Holistic exploration of silver nanoparticles synthesized from Carthamus oxycantha leaf extracts: Characterization and assessment of antioxidant, anti-α-amylase, and anti-cholinesterase activities using comprehensive statistical methods

In the burgeoning field of nanotechnology, plant-mediated nanoparticles (NPs) have attracted significant attention due to their small size, favorable chemical properties, and eco-friendly nature. We utilized Carthamus oxycantha leaf extract to synthesize silver nanoparticles (AgNPs) and evaluate their potential as antioxidants and inhibitors of acetylcholinesterase (AChE) and alpha-amylase (alpha-amylase). The AgNPs were characterized using advanced techniques. The UV-Vis spectrum recorded at 410 nm, with an absorbance of 2.3 a.u., confirmed the presence of AgNPs.
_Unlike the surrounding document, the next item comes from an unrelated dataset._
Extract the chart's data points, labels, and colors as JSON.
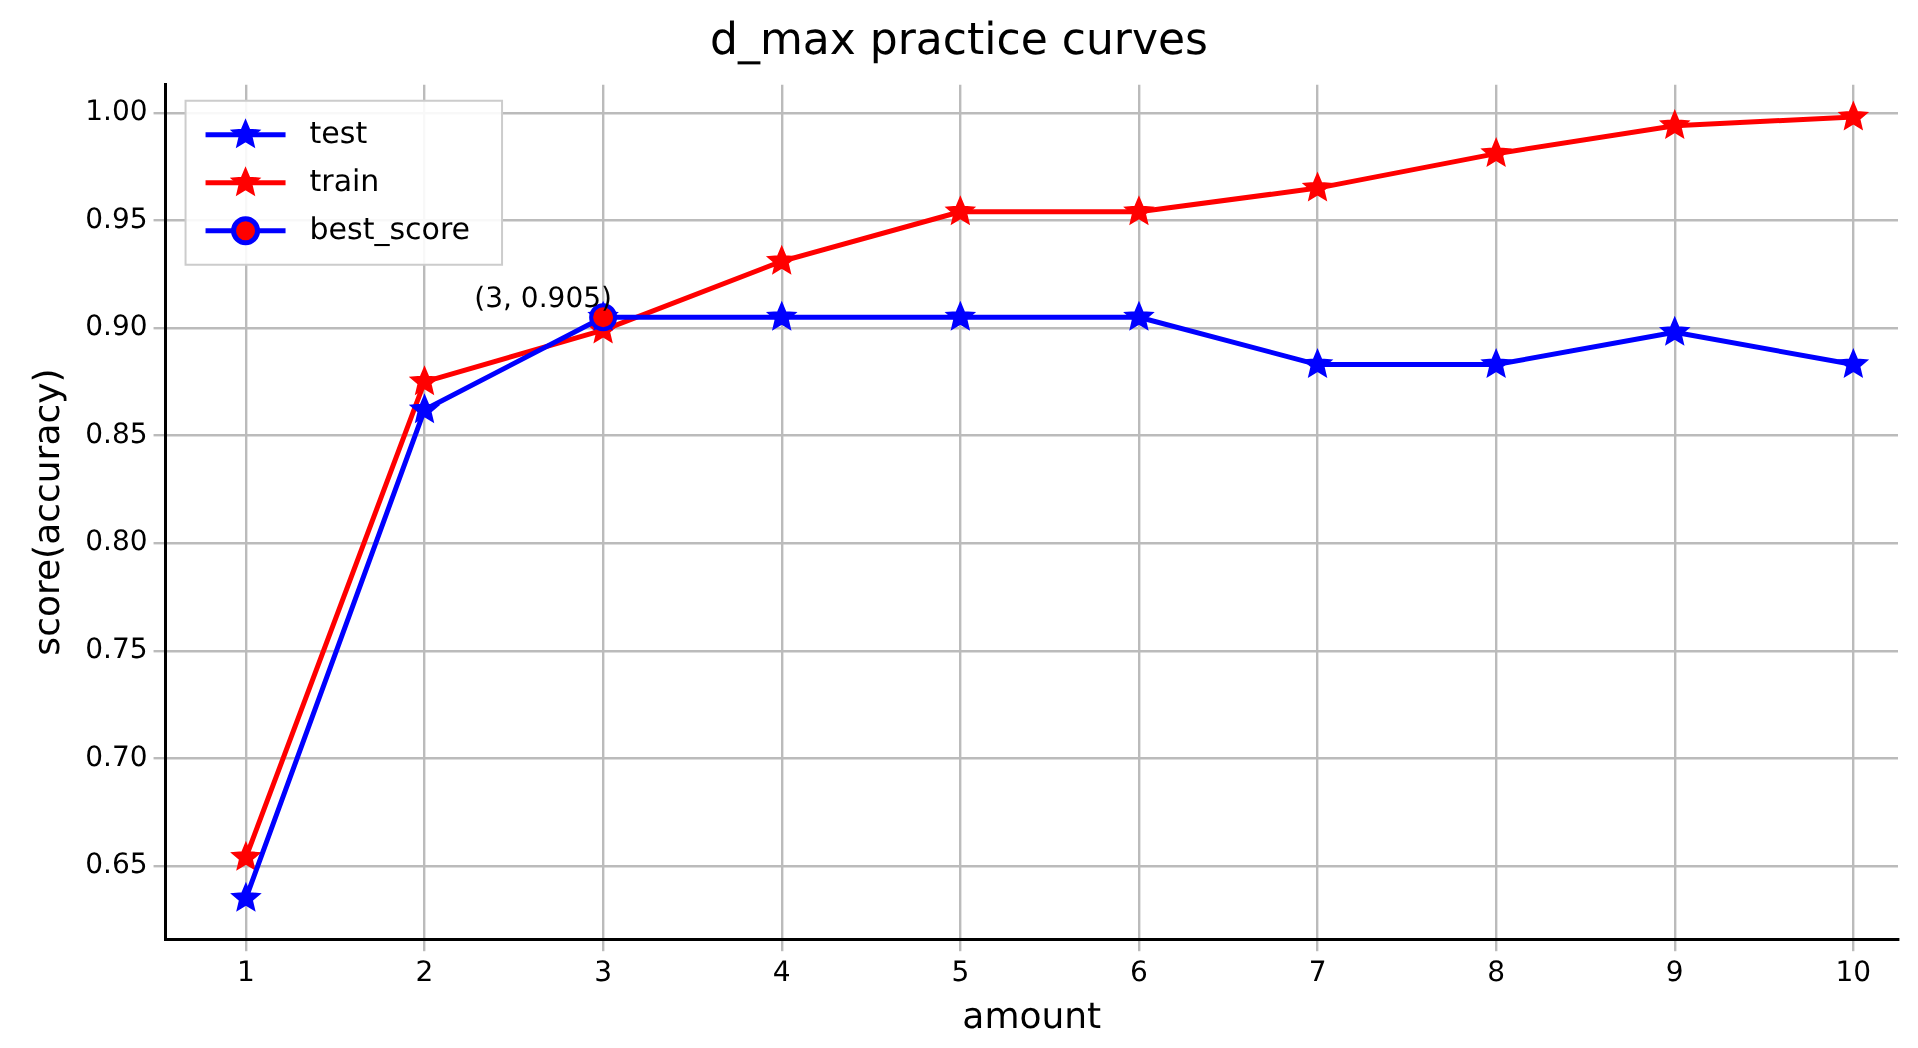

Fourier transform infrared spectroscopy (FT-IR) indicated that functional groups from the extract were attached to the AgNP surface, aiding in their formation and stabilization. X-ray diffraction analysis (XRD) revealed four major peaks at 37, 43, 64, and 77, confirming AgNP synthesis. Scanning electron microscopy (SEM) showed that 80 % of the AgNPs were spherical, measuring 25-50 nm, while energy dispersive X-ray (EDX) analysis indicated that silver constituted 83 % of the material. The AgNPs demonstrated significant scavenging activity: 59.3 % with ABTS, 67.2 % with ammonium molybdate, 60.35 % with DPPH, 65.2 % with ferric chloride, and 55.2 % with H2O2. Both alpha-amylase and AChE were inhibited by AgNPs, exhibiting uncompetitive inhibition characteristics. For glucophage, Km decreased from 143 to 75 mu g, and Vmax decreased from 45 % to 72 % as concentrations increased from 50 to 150 mu g. The Km of AgNPs decreased from 25 to 17 mu g, and Vmax decreased from 16 % to 37 %. The extract showed noncompetitive inhibition against alpha-amylase, while AgNPs caused noncompetitive inhibition in AChE. These findings highlight the potential of AgNPs as therapeutic agents for managing oxidative stress and enzyme-related disorders, paving the way for future research and applications in medicinal chemistry.